Definition at line 9344 of file m_neuro.f90.

◆ get_prop_size()

elemental real(srp) function the_neurobio::get_prop_size ( class(spatial), intent(in)  this)

Get the body size property of a polymorphic object. The object can be of the following extension of the basic the_environment::spatial class:

Note
Other specific classes can be similarly implemented.
Warning
This is not a type-bound function because the base class the_environment::spatial is defined in a different down-level module. Usage: M = get_props_size(object).
Returns
the body size of the input the_environment::spatial class object.

Implementation notes

Get the properties of the conspecific from the perception object or real physical conspecific data. This is done by determining the this data type with "select type" construct.

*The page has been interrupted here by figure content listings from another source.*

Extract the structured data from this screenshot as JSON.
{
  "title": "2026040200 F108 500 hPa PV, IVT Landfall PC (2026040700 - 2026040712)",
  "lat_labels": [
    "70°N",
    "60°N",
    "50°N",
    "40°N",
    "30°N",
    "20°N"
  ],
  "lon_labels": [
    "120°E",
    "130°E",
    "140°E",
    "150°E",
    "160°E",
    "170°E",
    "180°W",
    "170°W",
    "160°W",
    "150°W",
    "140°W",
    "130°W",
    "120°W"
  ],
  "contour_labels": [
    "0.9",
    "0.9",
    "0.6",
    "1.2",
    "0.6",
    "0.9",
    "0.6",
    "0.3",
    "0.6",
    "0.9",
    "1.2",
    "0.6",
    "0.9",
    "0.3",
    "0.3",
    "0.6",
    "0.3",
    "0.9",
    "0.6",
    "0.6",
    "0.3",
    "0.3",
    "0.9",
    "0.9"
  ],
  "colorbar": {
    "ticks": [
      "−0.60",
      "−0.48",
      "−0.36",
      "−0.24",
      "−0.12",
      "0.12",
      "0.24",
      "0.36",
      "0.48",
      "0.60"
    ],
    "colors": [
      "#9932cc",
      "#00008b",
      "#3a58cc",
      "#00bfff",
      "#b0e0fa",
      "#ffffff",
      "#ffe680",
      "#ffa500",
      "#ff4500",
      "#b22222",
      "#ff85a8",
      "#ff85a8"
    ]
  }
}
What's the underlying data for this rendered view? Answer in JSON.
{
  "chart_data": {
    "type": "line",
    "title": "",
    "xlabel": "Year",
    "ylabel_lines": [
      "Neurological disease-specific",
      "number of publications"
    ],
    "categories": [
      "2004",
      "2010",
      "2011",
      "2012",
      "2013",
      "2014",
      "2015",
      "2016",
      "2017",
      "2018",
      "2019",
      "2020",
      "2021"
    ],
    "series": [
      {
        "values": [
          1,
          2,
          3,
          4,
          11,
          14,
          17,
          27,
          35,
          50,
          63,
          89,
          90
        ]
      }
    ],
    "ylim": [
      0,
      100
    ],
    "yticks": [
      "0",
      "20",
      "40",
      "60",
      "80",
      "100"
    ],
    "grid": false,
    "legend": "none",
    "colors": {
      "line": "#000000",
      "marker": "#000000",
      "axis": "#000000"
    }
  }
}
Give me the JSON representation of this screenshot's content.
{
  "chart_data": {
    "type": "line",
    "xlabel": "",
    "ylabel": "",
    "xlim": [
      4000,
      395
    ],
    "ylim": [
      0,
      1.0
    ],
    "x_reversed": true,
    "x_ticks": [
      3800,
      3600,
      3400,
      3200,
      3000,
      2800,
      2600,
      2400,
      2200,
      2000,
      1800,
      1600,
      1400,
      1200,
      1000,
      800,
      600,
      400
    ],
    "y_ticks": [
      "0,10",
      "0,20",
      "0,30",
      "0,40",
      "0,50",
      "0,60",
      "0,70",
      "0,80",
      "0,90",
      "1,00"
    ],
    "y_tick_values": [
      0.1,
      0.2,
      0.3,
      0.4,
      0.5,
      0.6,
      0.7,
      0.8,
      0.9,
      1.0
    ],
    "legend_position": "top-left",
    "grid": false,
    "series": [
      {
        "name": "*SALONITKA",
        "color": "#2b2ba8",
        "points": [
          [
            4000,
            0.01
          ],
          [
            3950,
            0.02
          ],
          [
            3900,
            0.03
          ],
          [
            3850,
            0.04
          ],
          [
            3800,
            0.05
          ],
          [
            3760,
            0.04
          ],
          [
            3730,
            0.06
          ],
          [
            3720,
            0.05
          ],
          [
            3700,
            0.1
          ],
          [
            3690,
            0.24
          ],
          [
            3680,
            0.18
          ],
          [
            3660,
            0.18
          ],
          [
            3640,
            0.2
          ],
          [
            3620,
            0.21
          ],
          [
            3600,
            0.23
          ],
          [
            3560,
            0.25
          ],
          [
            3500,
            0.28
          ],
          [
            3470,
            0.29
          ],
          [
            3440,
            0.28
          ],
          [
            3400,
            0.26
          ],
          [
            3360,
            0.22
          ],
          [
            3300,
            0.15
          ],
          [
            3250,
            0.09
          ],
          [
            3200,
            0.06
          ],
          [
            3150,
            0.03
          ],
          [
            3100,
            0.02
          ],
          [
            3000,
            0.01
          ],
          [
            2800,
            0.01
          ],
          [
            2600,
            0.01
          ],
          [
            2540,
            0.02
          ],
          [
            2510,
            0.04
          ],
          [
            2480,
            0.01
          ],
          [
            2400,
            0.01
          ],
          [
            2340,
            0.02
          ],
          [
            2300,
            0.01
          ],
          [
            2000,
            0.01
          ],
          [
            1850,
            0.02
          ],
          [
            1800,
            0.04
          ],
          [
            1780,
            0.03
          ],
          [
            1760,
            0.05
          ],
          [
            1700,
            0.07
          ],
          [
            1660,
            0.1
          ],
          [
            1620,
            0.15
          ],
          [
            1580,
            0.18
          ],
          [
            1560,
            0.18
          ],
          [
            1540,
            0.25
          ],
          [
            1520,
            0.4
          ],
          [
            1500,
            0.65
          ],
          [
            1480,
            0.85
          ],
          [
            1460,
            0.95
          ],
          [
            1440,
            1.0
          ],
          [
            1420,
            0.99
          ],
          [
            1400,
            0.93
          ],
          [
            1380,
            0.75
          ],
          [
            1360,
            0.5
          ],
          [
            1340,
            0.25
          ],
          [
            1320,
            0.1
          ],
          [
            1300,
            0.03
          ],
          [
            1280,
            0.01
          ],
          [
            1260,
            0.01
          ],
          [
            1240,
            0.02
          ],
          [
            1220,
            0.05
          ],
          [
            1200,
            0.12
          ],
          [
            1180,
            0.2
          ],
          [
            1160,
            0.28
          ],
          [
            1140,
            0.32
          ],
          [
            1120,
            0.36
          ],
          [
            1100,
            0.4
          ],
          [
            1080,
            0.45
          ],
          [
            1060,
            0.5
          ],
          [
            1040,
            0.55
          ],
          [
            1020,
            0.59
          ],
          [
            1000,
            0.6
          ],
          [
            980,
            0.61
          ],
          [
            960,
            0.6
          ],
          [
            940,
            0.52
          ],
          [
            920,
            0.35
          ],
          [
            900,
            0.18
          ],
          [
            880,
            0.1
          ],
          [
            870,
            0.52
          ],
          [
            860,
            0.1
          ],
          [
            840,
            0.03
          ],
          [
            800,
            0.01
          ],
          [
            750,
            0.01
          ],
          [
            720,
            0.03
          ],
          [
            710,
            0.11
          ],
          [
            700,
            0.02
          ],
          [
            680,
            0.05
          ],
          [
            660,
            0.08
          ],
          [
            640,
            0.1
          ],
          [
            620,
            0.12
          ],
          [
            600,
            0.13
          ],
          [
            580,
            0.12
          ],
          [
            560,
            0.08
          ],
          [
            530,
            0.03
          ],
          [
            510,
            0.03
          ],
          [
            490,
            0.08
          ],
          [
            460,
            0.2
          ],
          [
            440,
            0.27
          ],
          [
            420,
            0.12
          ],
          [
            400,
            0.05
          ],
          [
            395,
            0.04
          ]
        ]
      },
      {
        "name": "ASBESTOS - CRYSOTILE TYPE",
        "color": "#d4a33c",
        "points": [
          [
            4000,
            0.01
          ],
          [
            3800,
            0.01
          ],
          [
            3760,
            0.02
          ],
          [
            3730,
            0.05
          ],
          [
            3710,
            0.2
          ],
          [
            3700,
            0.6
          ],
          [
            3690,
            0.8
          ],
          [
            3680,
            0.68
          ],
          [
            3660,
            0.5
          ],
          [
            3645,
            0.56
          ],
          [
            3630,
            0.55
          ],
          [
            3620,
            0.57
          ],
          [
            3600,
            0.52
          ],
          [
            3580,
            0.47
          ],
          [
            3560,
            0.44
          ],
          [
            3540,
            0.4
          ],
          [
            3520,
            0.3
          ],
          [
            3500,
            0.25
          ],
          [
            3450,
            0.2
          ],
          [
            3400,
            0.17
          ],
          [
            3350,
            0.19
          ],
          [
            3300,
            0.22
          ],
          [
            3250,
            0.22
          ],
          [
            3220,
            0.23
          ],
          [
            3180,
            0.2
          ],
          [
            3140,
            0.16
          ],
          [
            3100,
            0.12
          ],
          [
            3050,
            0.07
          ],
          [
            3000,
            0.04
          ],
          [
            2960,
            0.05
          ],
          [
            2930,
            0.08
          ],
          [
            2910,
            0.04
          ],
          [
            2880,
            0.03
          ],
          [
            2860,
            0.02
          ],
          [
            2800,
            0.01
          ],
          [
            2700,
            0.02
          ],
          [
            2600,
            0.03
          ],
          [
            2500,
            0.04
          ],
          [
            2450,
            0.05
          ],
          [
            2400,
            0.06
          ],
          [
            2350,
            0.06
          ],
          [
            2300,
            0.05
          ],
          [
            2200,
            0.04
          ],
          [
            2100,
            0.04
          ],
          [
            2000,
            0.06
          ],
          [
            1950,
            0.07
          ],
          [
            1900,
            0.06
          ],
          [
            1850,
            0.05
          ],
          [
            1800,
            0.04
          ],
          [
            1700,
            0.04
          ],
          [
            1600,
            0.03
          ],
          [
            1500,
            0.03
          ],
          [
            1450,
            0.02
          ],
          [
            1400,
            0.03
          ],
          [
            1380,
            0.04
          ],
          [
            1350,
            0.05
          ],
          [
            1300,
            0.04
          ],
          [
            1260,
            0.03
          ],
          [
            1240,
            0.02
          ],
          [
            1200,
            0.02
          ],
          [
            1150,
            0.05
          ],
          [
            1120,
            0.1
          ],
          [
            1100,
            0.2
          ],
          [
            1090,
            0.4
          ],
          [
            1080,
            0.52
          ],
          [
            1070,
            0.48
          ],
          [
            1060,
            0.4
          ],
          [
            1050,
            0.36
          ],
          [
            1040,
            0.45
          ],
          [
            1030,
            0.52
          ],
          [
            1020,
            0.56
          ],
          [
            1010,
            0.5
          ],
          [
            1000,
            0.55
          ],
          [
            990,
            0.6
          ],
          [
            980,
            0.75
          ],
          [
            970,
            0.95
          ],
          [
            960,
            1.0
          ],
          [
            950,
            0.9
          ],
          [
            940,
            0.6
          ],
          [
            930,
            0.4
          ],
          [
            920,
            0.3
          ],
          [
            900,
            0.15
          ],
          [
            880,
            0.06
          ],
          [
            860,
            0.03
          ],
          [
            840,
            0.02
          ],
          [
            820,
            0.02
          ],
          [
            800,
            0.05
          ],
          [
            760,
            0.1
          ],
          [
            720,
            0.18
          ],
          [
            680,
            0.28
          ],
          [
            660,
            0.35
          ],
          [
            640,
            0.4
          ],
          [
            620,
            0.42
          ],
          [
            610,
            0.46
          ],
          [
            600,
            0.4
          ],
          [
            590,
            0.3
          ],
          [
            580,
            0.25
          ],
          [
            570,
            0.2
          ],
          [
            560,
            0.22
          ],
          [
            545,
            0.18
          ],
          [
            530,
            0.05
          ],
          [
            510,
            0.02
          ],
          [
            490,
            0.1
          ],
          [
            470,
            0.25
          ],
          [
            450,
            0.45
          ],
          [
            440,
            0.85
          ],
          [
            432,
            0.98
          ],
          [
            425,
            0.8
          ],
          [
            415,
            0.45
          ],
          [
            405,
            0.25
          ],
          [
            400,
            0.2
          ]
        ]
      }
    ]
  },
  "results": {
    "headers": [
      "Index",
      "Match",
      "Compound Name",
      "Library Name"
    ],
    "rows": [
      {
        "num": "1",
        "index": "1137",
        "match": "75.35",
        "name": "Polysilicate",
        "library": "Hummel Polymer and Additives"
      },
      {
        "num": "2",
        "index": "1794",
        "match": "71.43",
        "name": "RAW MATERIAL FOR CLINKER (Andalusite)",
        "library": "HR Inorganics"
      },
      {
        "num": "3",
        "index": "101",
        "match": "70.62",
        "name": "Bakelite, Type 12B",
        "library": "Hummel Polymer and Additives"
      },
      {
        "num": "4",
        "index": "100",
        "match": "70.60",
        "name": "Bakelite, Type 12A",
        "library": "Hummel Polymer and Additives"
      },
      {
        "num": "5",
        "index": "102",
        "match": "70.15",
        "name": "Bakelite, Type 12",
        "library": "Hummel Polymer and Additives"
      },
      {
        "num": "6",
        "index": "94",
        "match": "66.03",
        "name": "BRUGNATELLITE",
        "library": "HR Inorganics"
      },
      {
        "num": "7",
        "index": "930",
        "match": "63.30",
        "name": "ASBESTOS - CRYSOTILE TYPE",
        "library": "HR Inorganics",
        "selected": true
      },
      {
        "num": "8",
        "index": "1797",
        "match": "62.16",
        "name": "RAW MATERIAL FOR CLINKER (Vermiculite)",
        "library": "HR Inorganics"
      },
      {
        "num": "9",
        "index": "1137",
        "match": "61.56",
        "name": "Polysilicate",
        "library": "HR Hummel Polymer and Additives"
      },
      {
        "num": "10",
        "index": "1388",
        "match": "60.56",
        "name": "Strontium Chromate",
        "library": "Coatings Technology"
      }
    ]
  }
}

Definition at line 9384 of file m_neuro.f90.

◆ get_prop_mass()

elemental real(srp) function the_neurobio::get_prop_mass ( class(spatial), intent(in)  this)

Get the body mass property of a polymorphic object. The object can be of the following extension of the basic the_environment::spatial class:

Note
Other specific classes can be similarly implemented.
Warning
This is not a type-bound function because the base class the_environment::spatial is defined in a different down-level module. Usage: M = get_props_mass(object).
Returns
the body mass of the input the_environment::spatial class object.

Implementation notes

Get the properties of the conspecific from the perception object or real physical conspecific data. This is done by determining the this data type with "select type" construct.

Definition at line 9425 of file m_neuro.f90.

Variable Documentation

◆ modname

character (len=*), parameter, private the_neurobio::modname = "(THE_NEUROBIO)"
private

Definition at line 25 of file m_neuro.f90.